Semester of Degree Completion

1992

Thesis Director

Anita Shelton

Abstract

To John Quincy Adams, the early nineteenth century proved itself to be not only a struggle for American independence from Europe, but a struggle for the eighteenth century ideal of the recently formed American philosophy of government. This unique philosophy inspired by key figures of the American Enlightenment, such as Thomas Paine, Benjamin Franklin and Thomas Jefferson, incorporated the vision of America leading the way of enlightened world governments.

Son of the proud American revolutionary, John Adams, John Quincy Adams continued to follow the basic axioms of his father's generation and implement their basic ideals within his own various careers in governmental service. Adams would continue to promote the American ideal of natural law, practical government by the people and citizen equality throughout his entire life and regardless of his distance from the United States.
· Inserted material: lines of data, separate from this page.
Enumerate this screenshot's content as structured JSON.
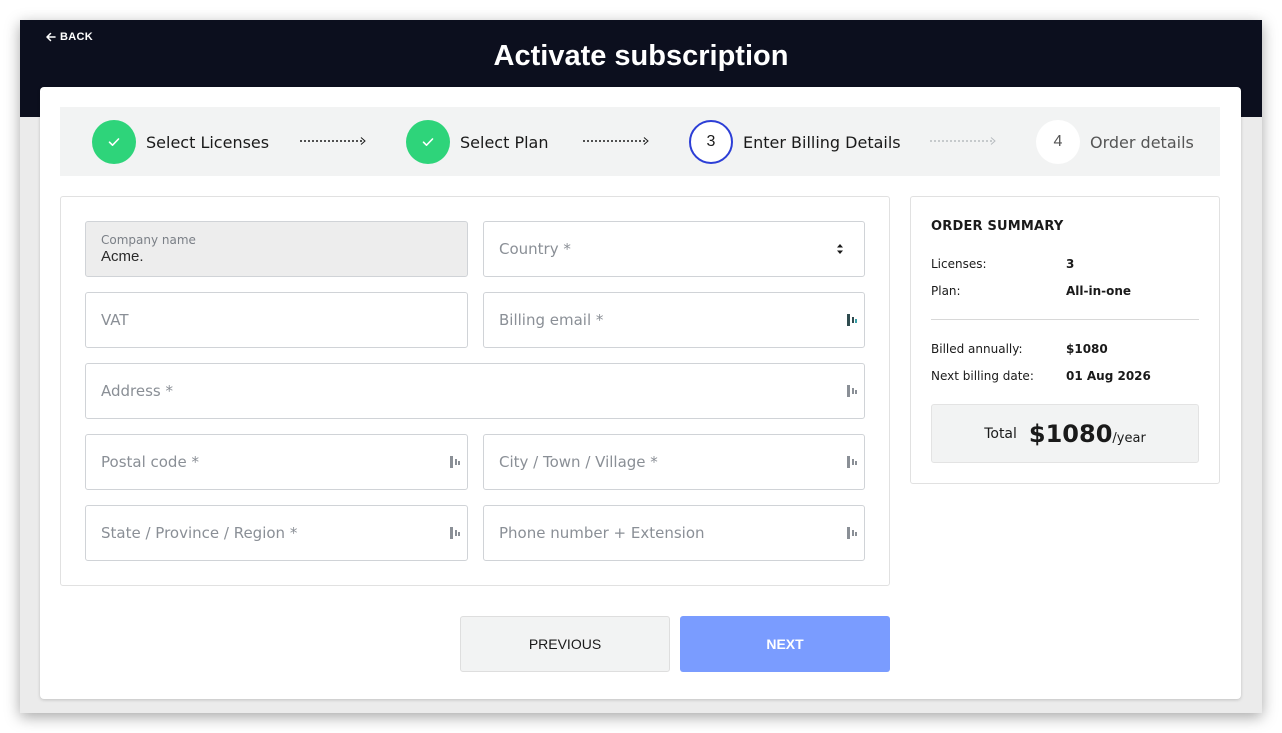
{
  "header": {
    "back_label": "BACK",
    "title": "Activate subscription"
  },
  "stepper": {
    "steps": [
      {
        "label": "Select Licenses",
        "status": "done"
      },
      {
        "label": "Select Plan",
        "status": "done"
      },
      {
        "number": "3",
        "label": "Enter Billing Details",
        "status": "current"
      },
      {
        "number": "4",
        "label": "Order details",
        "status": "todo"
      }
    ]
  },
  "form": {
    "company": {
      "label": "Company name",
      "value": "Acme."
    },
    "country": {
      "placeholder": "Country *"
    },
    "vat": {
      "placeholder": "VAT"
    },
    "billing_email": {
      "placeholder": "Billing email *"
    },
    "address": {
      "placeholder": "Address *"
    },
    "postal_code": {
      "placeholder": "Postal code *"
    },
    "city": {
      "placeholder": "City / Town / Village *"
    },
    "state": {
      "placeholder": "State / Province / Region *"
    },
    "phone": {
      "placeholder": "Phone number + Extension"
    }
  },
  "summary": {
    "heading": "ORDER SUMMARY",
    "licenses_label": "Licenses:",
    "licenses_value": "3",
    "plan_label": "Plan:",
    "plan_value": "All-in-one",
    "billed_label": "Billed annually:",
    "billed_value": "$1080",
    "next_label": "Next billing date:",
    "next_value": "01 Aug 2026",
    "total_label": "Total",
    "total_amount": "$1080",
    "total_period": "/year"
  },
  "buttons": {
    "previous": "PREVIOUS",
    "next": "NEXT"
  },
  "colors": {
    "header_bg": "#0c0f1e",
    "step_done": "#2ed47a",
    "step_current_ring": "#2c3ed6",
    "next_button": "#7a9cff"
  }
}
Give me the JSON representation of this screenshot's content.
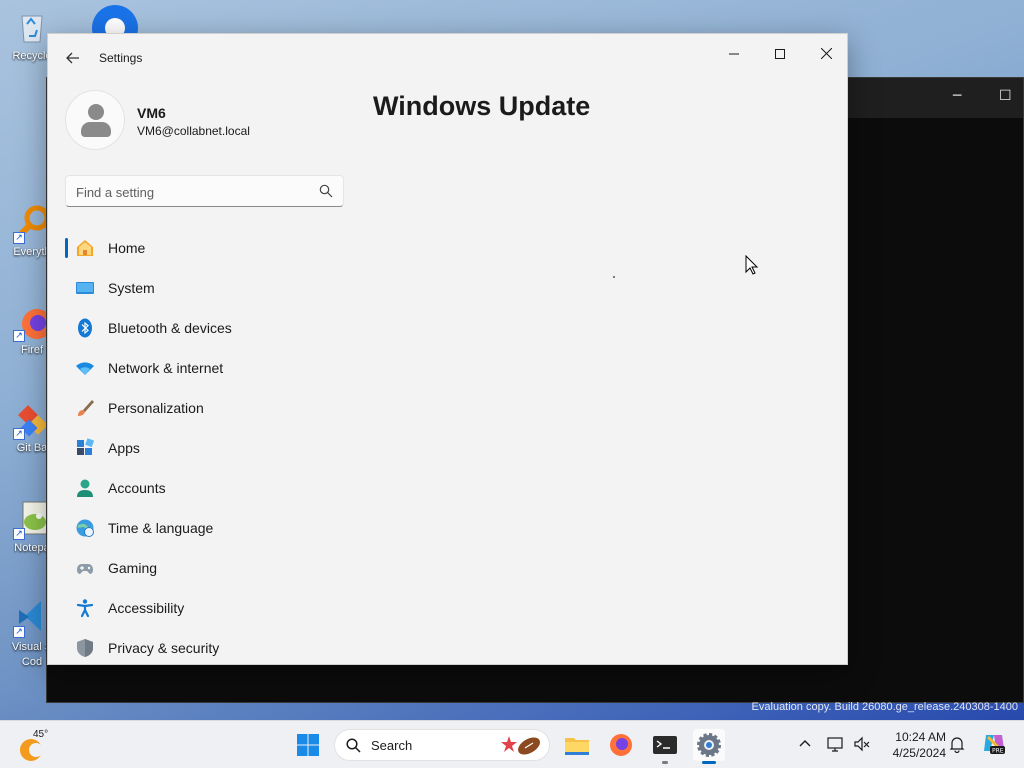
{
  "desktop": {
    "icons": [
      {
        "label": "Recycle"
      },
      {
        "label": "Everyth"
      },
      {
        "label": "Firef"
      },
      {
        "label": "Git Ba"
      },
      {
        "label": "Notepa"
      },
      {
        "label": "Visual S\nCod"
      }
    ],
    "watermark": "Evaluation copy. Build 26080.ge_release.240308-1400"
  },
  "settings": {
    "window_title": "Settings",
    "profile": {
      "name": "VM6",
      "email": "VM6@collabnet.local"
    },
    "search": {
      "placeholder": "Find a setting"
    },
    "nav": [
      {
        "label": "Home",
        "icon": "home-icon"
      },
      {
        "label": "System",
        "icon": "system-icon"
      },
      {
        "label": "Bluetooth & devices",
        "icon": "bluetooth-icon"
      },
      {
        "label": "Network & internet",
        "icon": "wifi-icon"
      },
      {
        "label": "Personalization",
        "icon": "brush-icon"
      },
      {
        "label": "Apps",
        "icon": "apps-icon"
      },
      {
        "label": "Accounts",
        "icon": "accounts-icon"
      },
      {
        "label": "Time & language",
        "icon": "globe-clock-icon"
      },
      {
        "label": "Gaming",
        "icon": "gamepad-icon"
      },
      {
        "label": "Accessibility",
        "icon": "accessibility-icon"
      },
      {
        "label": "Privacy & security",
        "icon": "shield-icon"
      }
    ],
    "active_nav": "Home",
    "page_title": "Windows Update"
  },
  "taskbar": {
    "weather_temp": "45°",
    "search_label": "Search",
    "time": "10:24 AM",
    "date": "4/25/2024"
  },
  "colors": {
    "accent": "#0067c0",
    "window_bg": "#f3f3f3",
    "taskbar_bg": "#eef0f4"
  }
}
Adams' diplomatic mission to the Court of Tsar Alexander I in St. Petersburg from 1809-1814, provided the ultimate challenge to Adams' philosophy. While struggling to turn American ideals into realities, Adams confronted the rising wave of a counter movement which eventually overtook the Enlightenment. This movement was Romanticism, which elevated exactly what Adams attempted all his life to suppress; passionate instincts, intimate feeling, and inner reality. His years in St. Petersburg, played out against the backdrop of the Napoleonic Era, only led him further toward a rigid resolve against such irrational behaviors in favor of reason and order. While the nations of Europe and America succumbed to this new wave of understanding, Adams stood proudly, if fruitlessly, against the temperaments of a new age.
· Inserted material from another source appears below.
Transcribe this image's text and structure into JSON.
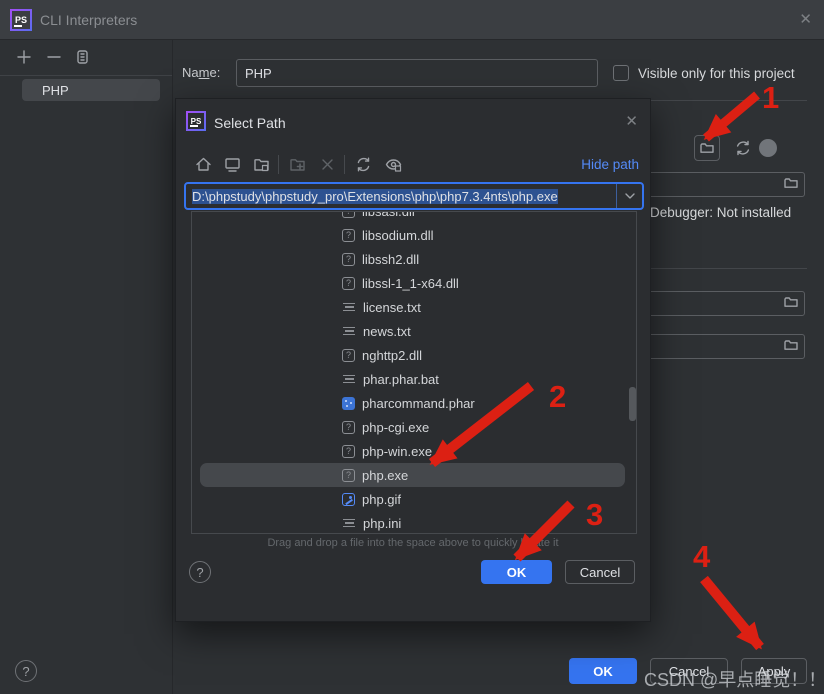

Adams experience in Russia, his last public service outside of the United States, solidified his firm stance regarding America's place among world nations. After 1814, Adams embraced what he considered to be the true American cause for liberty and republicanism. Through his own implementations of isolationist policies as Secretary of State, Adams sought to preserve the American ideals from the Romantic Movement, so characteristic of Europe in the early nineteenth century.